The impact of freeze-thaw cycles and soil moisture content at freezing on runoff and soil loss

Authors: WEI, XIA - Lanzhou University; Huang, Chi Hua; WEI, NING - Northwest Agricultural & Forestry University; ZHAO, HENGCE - Lanzhou University; HE, YAN - Lanzhou University; WU, XIAODONG - Chinese Academy Of Sciences

Submitted to: Land Degradation and Development
Publication Type: Peer Reviewed Journal
Publication Acceptance Date: 12/5/2018
Publication Date: 1/1/2019
Citation: Wei, X., Huang, C., Wei, N., Zhao, H., He, Y., Wu, X. 2019. The impact of freeze-thaw cycles and soil moisture content at freezing on runoff and soil loss. Land Degradation and Development. 30:515-523. https://doi.org/10.1002/ldr.3243.
DOI: https://doi.org/10.1002/ldr.3243

Interpretive Summary: Freezing and thawing has been known to change aggregate stability and affect soil erosion. However, investigating soil erosion after freeze-thaw (F-T) cycles can be challenging because F-T cycle affects the soil moisture content, surface hydrology and flow hydraulics involved in processes of erosion. Experiments were conducted to assess the effects of F-T cycle and soil moisture content at time of freezing on soil erosion. The test soil were adjusted to 10% and 20% moisture content and subjected to 1, 3 and 6 F-T cycles. After each F-T cycle treatment, the soil was tested under a simulated rainstorm for its erosion response. The results showed that freeze-thaw cycles and soil moisture content increased runoff and erosion at different rainfall intensities. The impact of 20% soil moisture content was more pronounced than the 10% moisture on runoff and erosion for the same number of F-T cycles and rainfall intensities. The influence of F-T cycle on runoff and soil erosion increased as the number of F-T cycle was increased. Moreover, the impact of soil moisture content was greater than the impact from an increased number of F-T cycles. The important message from this research is that soil moisture content at the time of freezing and thawing is a key factor affecting the stability and erosional response of the soil. Results from these experiments are useful for estimating erosion model parameters when assessing soil erosion affected by freezing and thawing.

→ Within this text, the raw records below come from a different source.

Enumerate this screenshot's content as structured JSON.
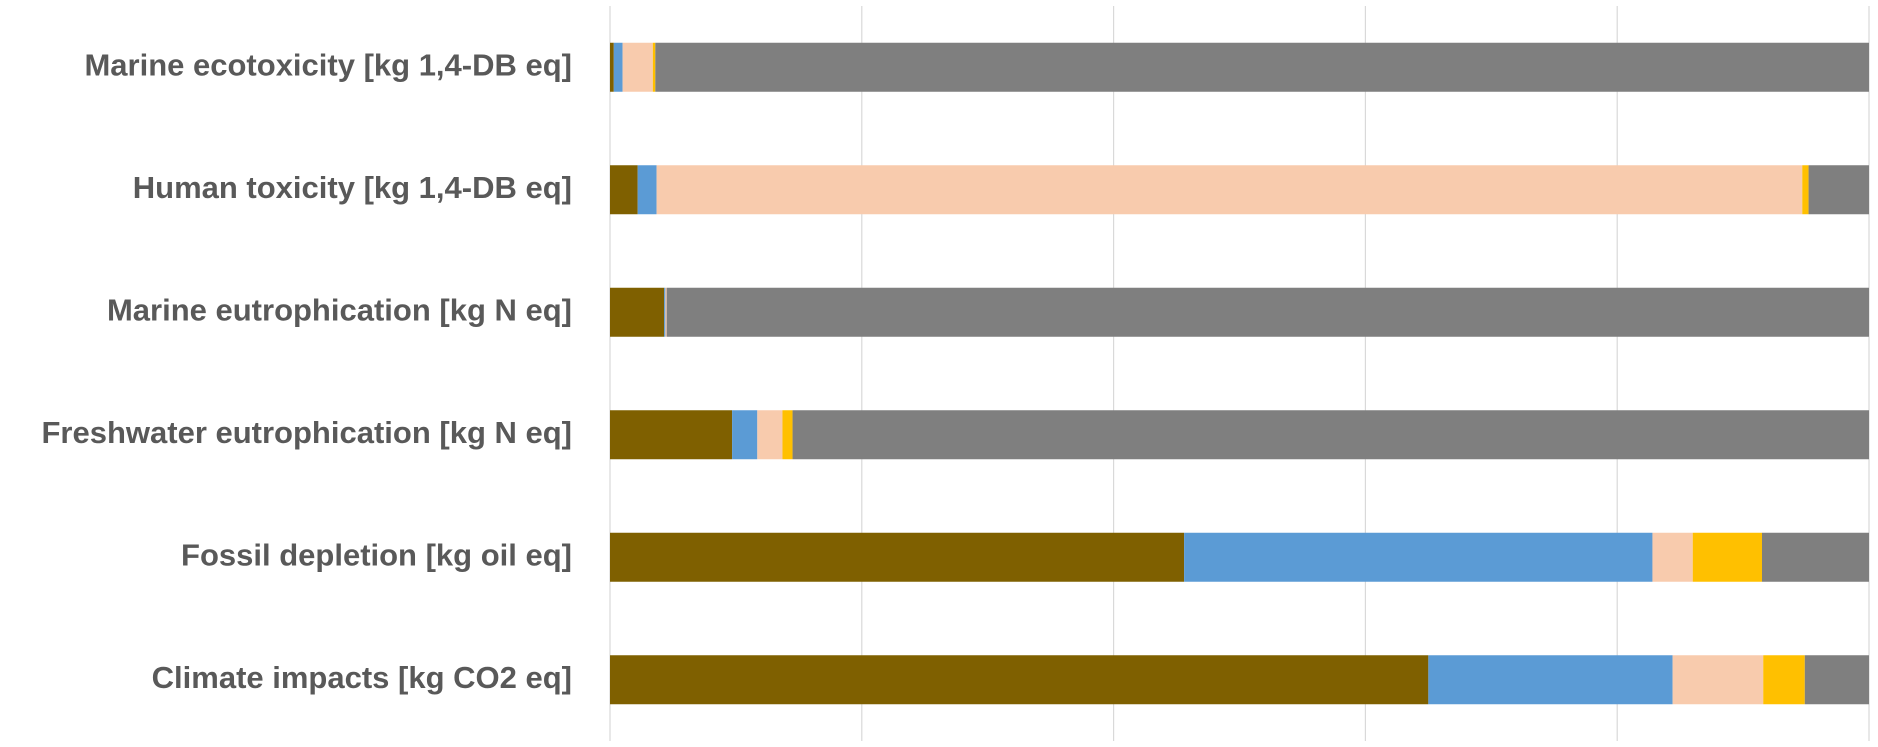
{
  "chart_data": {
    "type": "bar",
    "orientation": "horizontal",
    "stacked": true,
    "categories": [
      "Marine ecotoxicity [kg 1,4-DB eq]",
      "Human toxicity [kg 1,4-DB eq]",
      "Marine eutrophication [kg N eq]",
      "Freshwater eutrophication [kg N eq]",
      "Fossil depletion [kg oil eq]",
      "Climate impacts [kg CO2 eq]"
    ],
    "series": [
      {
        "color": "#7f6000",
        "values": [
          0.3,
          2.2,
          4.3,
          9.7,
          45.6,
          65.0
        ]
      },
      {
        "color": "#5b9bd5",
        "values": [
          0.7,
          1.5,
          0.1,
          2.0,
          37.2,
          19.4
        ]
      },
      {
        "color": "#f8cbad",
        "values": [
          2.4,
          91.0,
          0.1,
          2.0,
          3.2,
          7.2
        ]
      },
      {
        "color": "#ffc000",
        "values": [
          0.2,
          0.5,
          0.0,
          0.8,
          5.5,
          3.3
        ]
      },
      {
        "color": "#7f7f7f",
        "values": [
          96.4,
          4.8,
          95.5,
          85.5,
          8.5,
          5.1
        ]
      }
    ],
    "xlim": [
      0,
      100
    ],
    "xticks": [
      0,
      20,
      40,
      60,
      80,
      100
    ],
    "grid": true
  }
}
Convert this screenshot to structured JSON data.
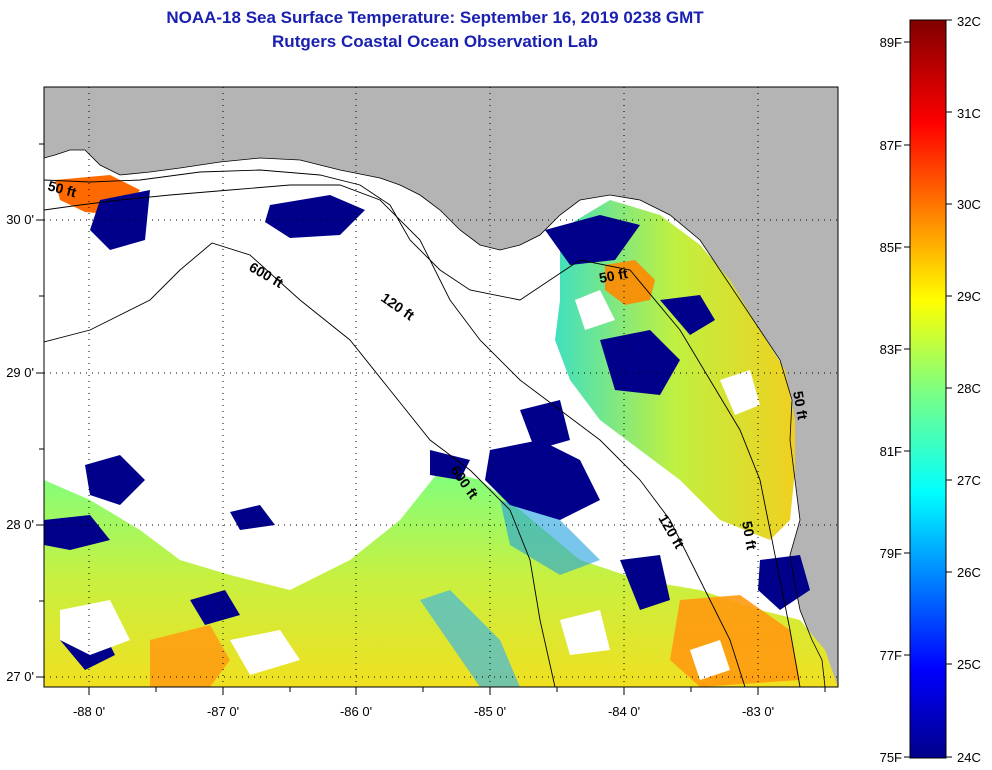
{
  "title": {
    "line1": "NOAA-18 Sea Surface Temperature:  September 16, 2019 0238 GMT",
    "line2": "Rutgers Coastal Ocean Observation Lab"
  },
  "map": {
    "lon_labels": [
      "-88 0'",
      "-87 0'",
      "-86 0'",
      "-85 0'",
      "-84 0'",
      "-83 0'"
    ],
    "lat_labels": [
      "30 0'",
      "29 0'",
      "28 0'",
      "27 0'"
    ],
    "contour_labels": [
      "600 ft",
      "120 ft",
      "50 ft",
      "600 ft",
      "120 ft",
      "50 ft",
      "50 ft",
      "50 ft"
    ],
    "colors": {
      "land": "#b4b4b4",
      "cloud": "#ffffff",
      "cold": "#00008a",
      "warm": "#ff7a00"
    }
  },
  "colorbar": {
    "fahrenheit": [
      "89F",
      "87F",
      "85F",
      "83F",
      "81F",
      "79F",
      "77F",
      "75F"
    ],
    "celsius": [
      "32C",
      "31C",
      "30C",
      "29C",
      "28C",
      "27C",
      "26C",
      "25C",
      "24C"
    ],
    "range_c": [
      24,
      32
    ],
    "range_f": [
      75,
      89.6
    ]
  }
}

Technical Abstract: Investigating soil erosion processes after freeze-thaw (F-T) cycles can be challenging because F-T cycle affects the soil moisture content, surface hydrology and flow hydraulics involved in processes of erosion. Data collected from well-controlled experiments can help improve our understanding and modeling of the F-T impacted erosion processes. Experiments were conducted to assess the effects of F-T cycles and soil moisture content at time of freezing on soil erosion under simulated rainfall. The prepared soil were adjusted to 10% and 20% moisture content, placed in a sealed container and subjected to 1, 3 and 6 F-T cycles with freezing at -15 C for 24 h and followed by thawing at 4 C for 24 h. After each designed F-T cycle, the soil was air-dried and subjected to simulated rainfall to quantify the F-T effect on erosion. The results showed that freeze-thaw cycles and soil moisture content increased runoff and erosion rates at different rainfall intensities. The 20% soil moisture content showed more effect than 10% soil moisture on runoff and erosion for the same number of freeze-thaw cycles and rainfall intensities. The influence of freeze-thaw cycle on runoff and soil erosion was increased as the number of freeze-thaw cycles rising from 1, 3 to 6 under 10% soil moisture. However, the influence increased as the number of freeze-thaw cycle rising from 1 to 3 whereas decreased as the number of freeze-thaw cycle rising from 3 to 6 under 20% soil moisture content. Moreover, the impact of soil moisture content was greater than the number of freeze-thaw cycles on runoff and erosion under the same rainfall intensity. Results from these experiments will be useful for estimating erosion model parameters for predicting erosion affected by freezing and thawing.